Of all my 31 years existing on this planet we call Earth, 2020 is the one year when I will politely decline any and all lookbacks. My personal “Best of” list would consist of: “Kept my sanity. Didn’t start a podcast. Wore a mask. Had takeout that one time.”

New Year’s Eve can’t come soon enough.

Turning to the world of privacy, three words have been popping up quite a bit recently: “do not sell.”

A third set of proposed modifications to the California Consumer Privacy Act regulations unveiled by the California Department of Justice included a section that provides examples of how businesses that collect personal data offline can provide a notice of a right to opt out of the sale of their data via an offline method. 

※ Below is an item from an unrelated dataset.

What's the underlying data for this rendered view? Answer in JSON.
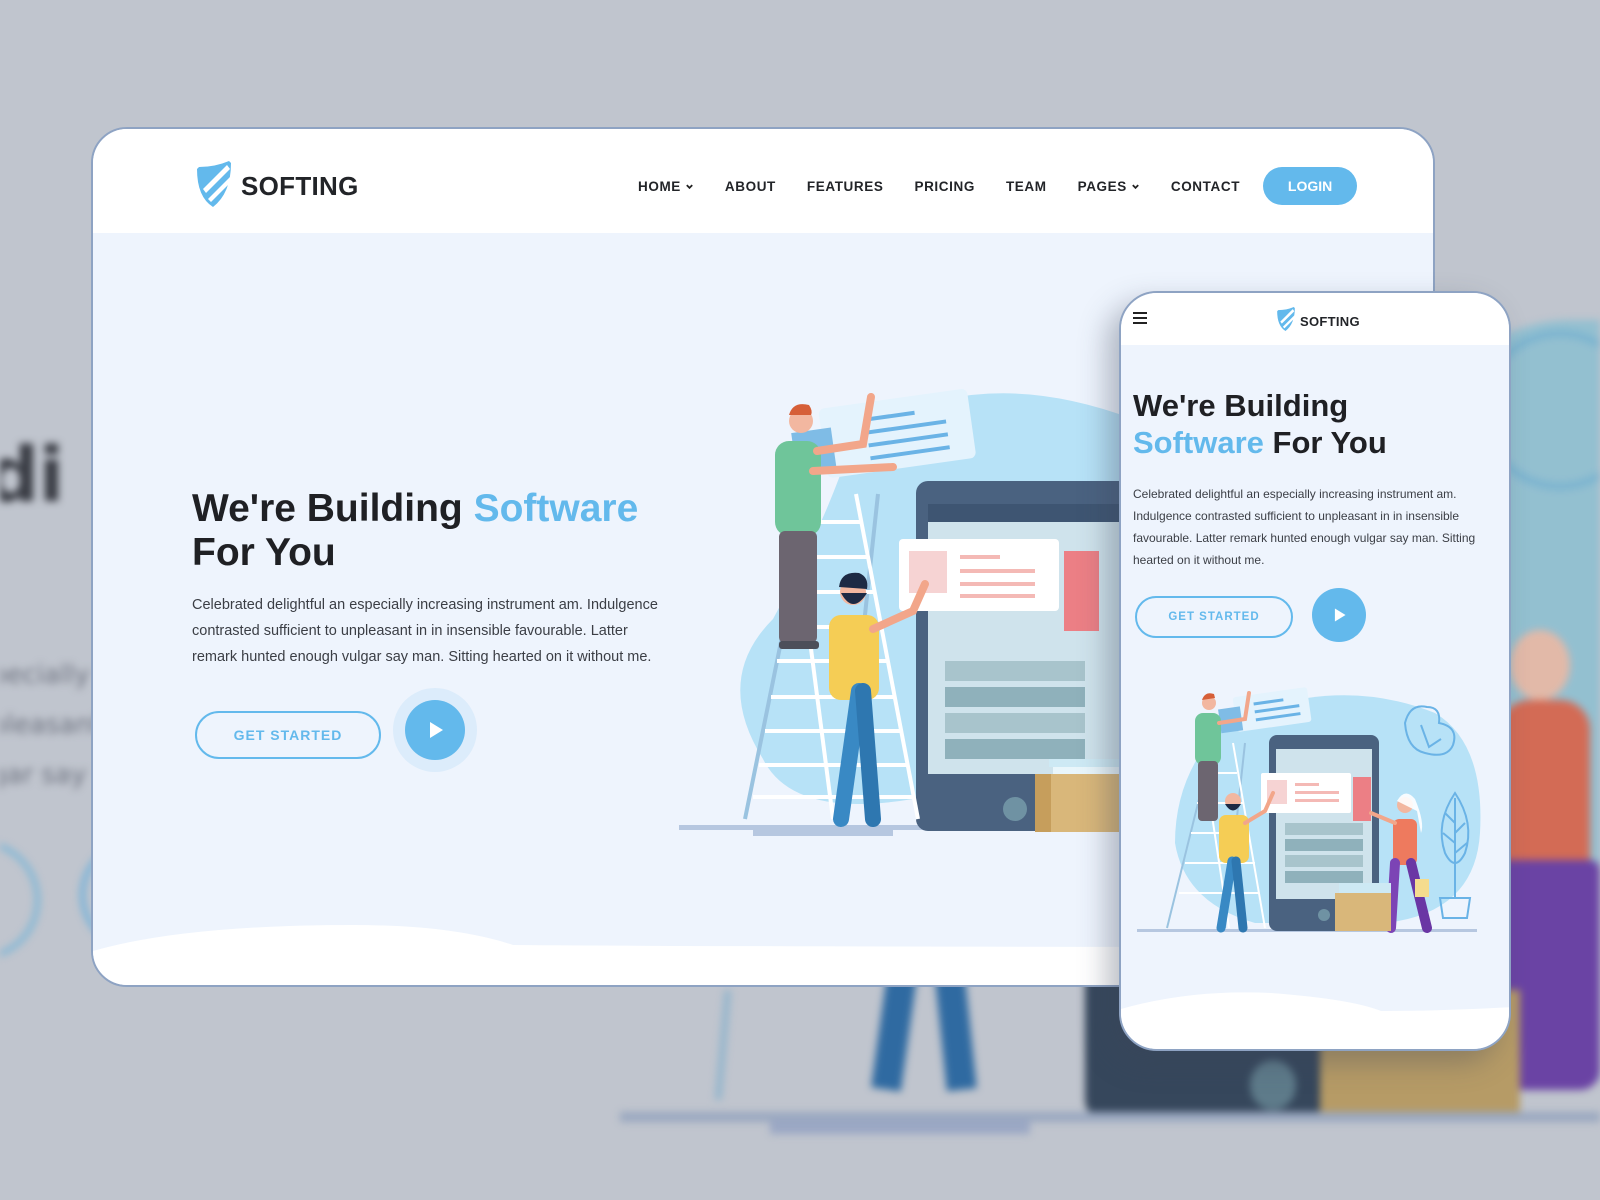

This comes after a new initiative was recently launched that takes a direct aim at “Do Not Sell” rights. The Global Privacy Control coalition aims to allow users to opt out of the sale of their personal information within their browser. The initiative has attracted some big names, as The New York Times, The Washington Post, Mozilla and DuckDuckGo have all signed up to support the GPC.

It has caught the eye of California Attorney General Xavier Becerra, who called the GPC “a first step towards a meaningful global privacy control that will make it simple and easy for consumers to exercise their privacy rights online.”

These recent developments, though perhaps modest at this point, continue the push toward giving consumers more avenues to exercise their data rights and puts the ball in the court of the organizations to ensure they are up to the task. 

The definition of a “sale” under the CCPA has been vexing organizations since the law’s early days. As Baker McKenzie’s Amy de La Lama and Brian Hengesbaugh wrote last year: “Companies not only have to undertake careful review of disclosures to identify those that meet the definition of 'sale,' but they will also have to coordinate across technical and business teams to make sure that once a consumer exercises this right, the organization can shut down all flows of that consumer’s data that fall into the category of sale.”

The GPC said in its news release it wants to work with Becerra to have their standard be legally binding under CCPA. If companies haven’t figured out the best way to handle “Do Not Sell” requests, they may want to address those issues soon.